Financial Nuances of the Ace-Chubb Deal
Insurance Stocks Fly on Ace-Chubb Merger News in July
1Q15 results
Ace (ACE) earned $2.9 billion in premiums earned, 88% of which came from the non-life-insurance business in 1Q15 with profits of $681 million. Comparatively, Chubb (CB), which operates in 25 countries, reported a profit of $375 million on premiums earned of $3.1 billion. The company reported an EPS of $1.61 compared to $2.08 for Ace.
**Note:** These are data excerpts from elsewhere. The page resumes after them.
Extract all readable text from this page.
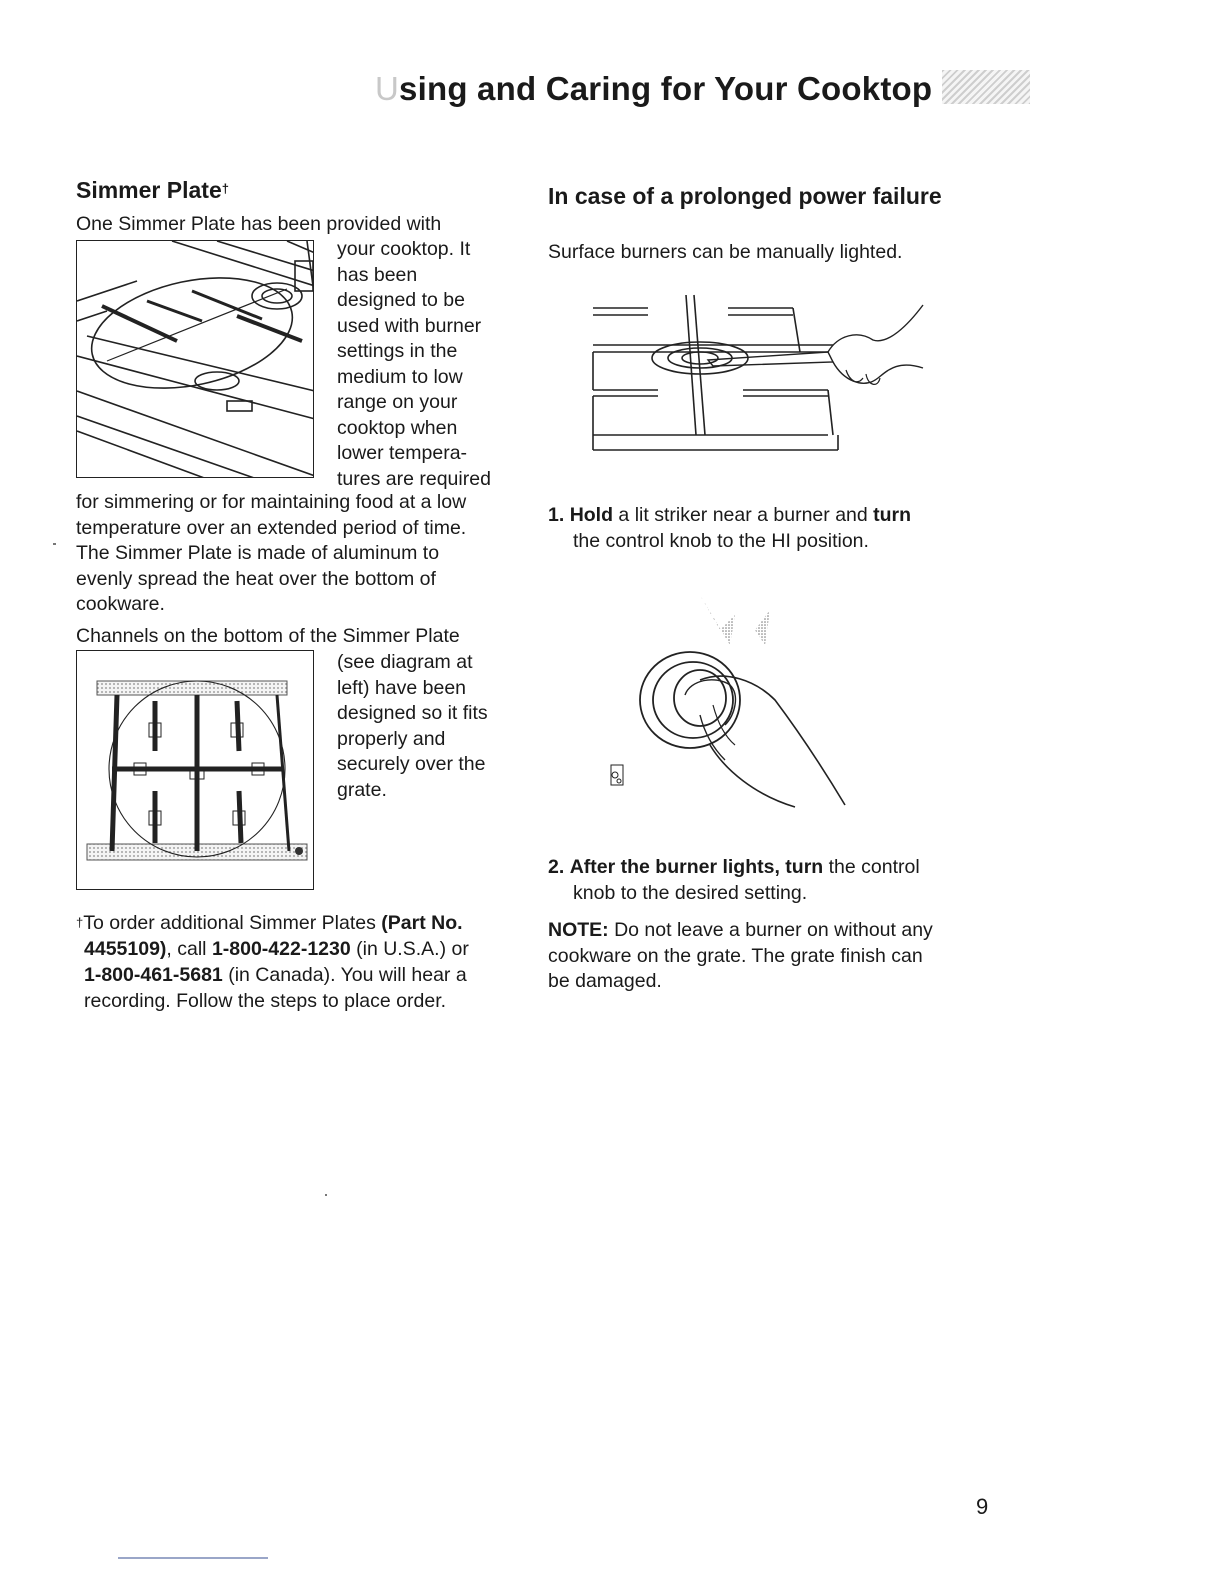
Using and Caring for Your Cooktop
Simmer Plate†
One Simmer Plate has been provided with
your cooktop. It
has been
designed to be
used with burner
settings in the
medium to low
range on your
cooktop when
lower tempera-
tures are required
for simmering or for maintaining food at a low
temperature over an extended period of time.
The Simmer Plate is made of aluminum to
evenly spread the heat over the bottom of
cookware.
Channels on the bottom of the Simmer Plate
(see diagram at
left) have been
designed so it fits
properly and
securely over the
grate.
†To order additional Simmer Plates (Part No.
4455109), call 1-800-422-1230 (in U.S.A.) or
1-800-461-5681 (in Canada). You will hear a
recording. Follow the steps to place order.
In case of a prolonged power failure
Surface burners can be manually lighted.
1. Hold a lit striker near a burner and turn
the control knob to the HI position.
2. After the burner lights, turn the control
knob to the desired setting.
NOTE: Do not leave a burner on without any
cookware on the grate. The grate finish can
be damaged.
9
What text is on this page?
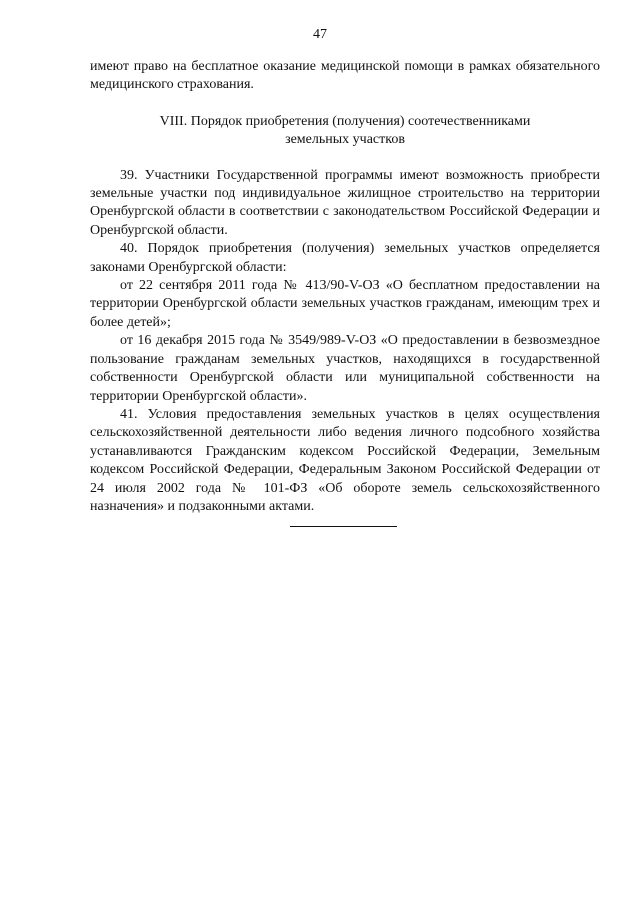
47

имеют право на бесплатное оказание медицинской помощи в рамках обязательного медицинского страхования.

VIII. Порядок приобретения (получения) соотечественниками
земельных участков

39. Участники Государственной программы имеют возможность приобрести земельные участки под индивидуальное жилищное строительство на территории Оренбургской области в соответствии с законодательством Российской Федерации и Оренбургской области.

40. Порядок приобретения (получения) земельных участков определяется законами Оренбургской области:

от 22 сентября 2011 года № 413/90-V-ОЗ «О бесплатном предоставлении на территории Оренбургской области земельных участков гражданам, имеющим трех и более детей»;

от 16 декабря 2015 года № 3549/989-V-ОЗ «О предоставлении в безвозмездное пользование гражданам земельных участков, находящихся в государственной собственности Оренбургской области или муниципальной собственности на территории Оренбургской области».

41. Условия предоставления земельных участков в целях осуществления сельскохозяйственной деятельности либо ведения личного подсобного хозяйства устанавливаются Гражданским кодексом Российской Федерации, Земельным кодексом Российской Федерации, Федеральным Законом Российской Федерации от 24 июля 2002 года № 101-ФЗ «Об обороте земель сельскохозяйственного назначения» и подзаконными актами.
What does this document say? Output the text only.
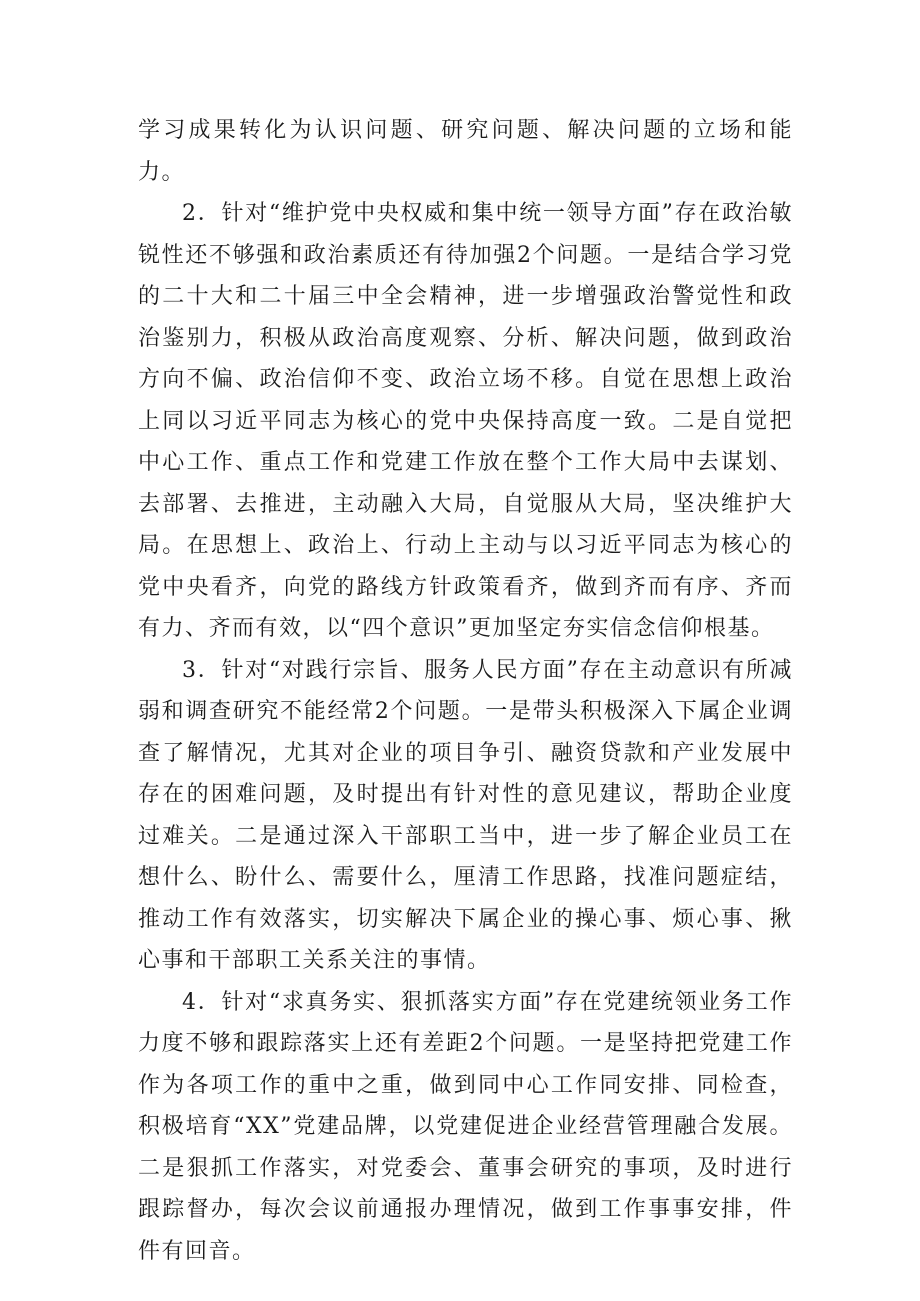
学习成果转化为认识问题、研究问题、解决问题的立场和能力。

2．针对“维护党中央权威和集中统一领导方面”存在政治敏锐性还不够强和政治素质还有待加强2个问题。一是结合学习党的二十大和二十届三中全会精神，进一步增强政治警觉性和政治鉴别力，积极从政治高度观察、分析、解决问题，做到政治方向不偏、政治信仰不变、政治立场不移。自觉在思想上政治上同以习近平同志为核心的党中央保持高度一致。二是自觉把中心工作、重点工作和党建工作放在整个工作大局中去谋划、去部署、去推进，主动融入大局，自觉服从大局，坚决维护大局。在思想上、政治上、行动上主动与以习近平同志为核心的党中央看齐，向党的路线方针政策看齐，做到齐而有序、齐而有力、齐而有效，以“四个意识”更加坚定夯实信念信仰根基。

3．针对“对践行宗旨、服务人民方面”存在主动意识有所减弱和调查研究不能经常2个问题。一是带头积极深入下属企业调查了解情况，尤其对企业的项目争引、融资贷款和产业发展中存在的困难问题，及时提出有针对性的意见建议，帮助企业度过难关。二是通过深入干部职工当中，进一步了解企业员工在想什么、盼什么、需要什么，厘清工作思路，找准问题症结，推动工作有效落实，切实解决下属企业的操心事、烦心事、揪心事和干部职工关系关注的事情。

4．针对“求真务实、狠抓落实方面”存在党建统领业务工作力度不够和跟踪落实上还有差距2个问题。一是坚持把党建工作作为各项工作的重中之重，做到同中心工作同安排、同检查，积极培育“XX”党建品牌，以党建促进企业经营管理融合发展。二是狠抓工作落实，对党委会、董事会研究的事项，及时进行跟踪督办，每次会议前通报办理情况，做到工作事事安排，件件有回音。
Chubb, which has a weight of 0.73% in the XLF ETF, rose by ~26% by the close of trade on July 1. Year-to-date, it is up ~16%. Trading volumes surged to 28,806,065 shares on July 1, as compared to a trailing five-day average volume of 6,484,987 shares. However, Ace, having a greater weight of 1.14% in the ETF, was up by a meager 0.8% on this news. In fact, in the previous five days of trade, the stock was down by 2.60%.
Deal valuations
Ace paid around 1.8 times the book value for shares of Chubb, while its stock trades at 1.13x price-to-book. Industry peer Travelers (TRV) trades at a price-to-book of 1.27x, while American International Group (AIG) traded at 0.78x.
Ace closed at $102.49 on Wednesday, a modest premium to its estimated book value of $92.07 a share following the deal, but at a big premium to what may be a sub-$60 a share tangible book value owing to the hefty premium it is paying for Chubb and resulting goodwill.
Meanwhile, Chubb closed at $119.99 on Wednesday at a 14.3% premium on consensus price estimates. The stock is currently followed by 20 analysts, out of which two rated it a “buy” and 18 rated it a “hold.”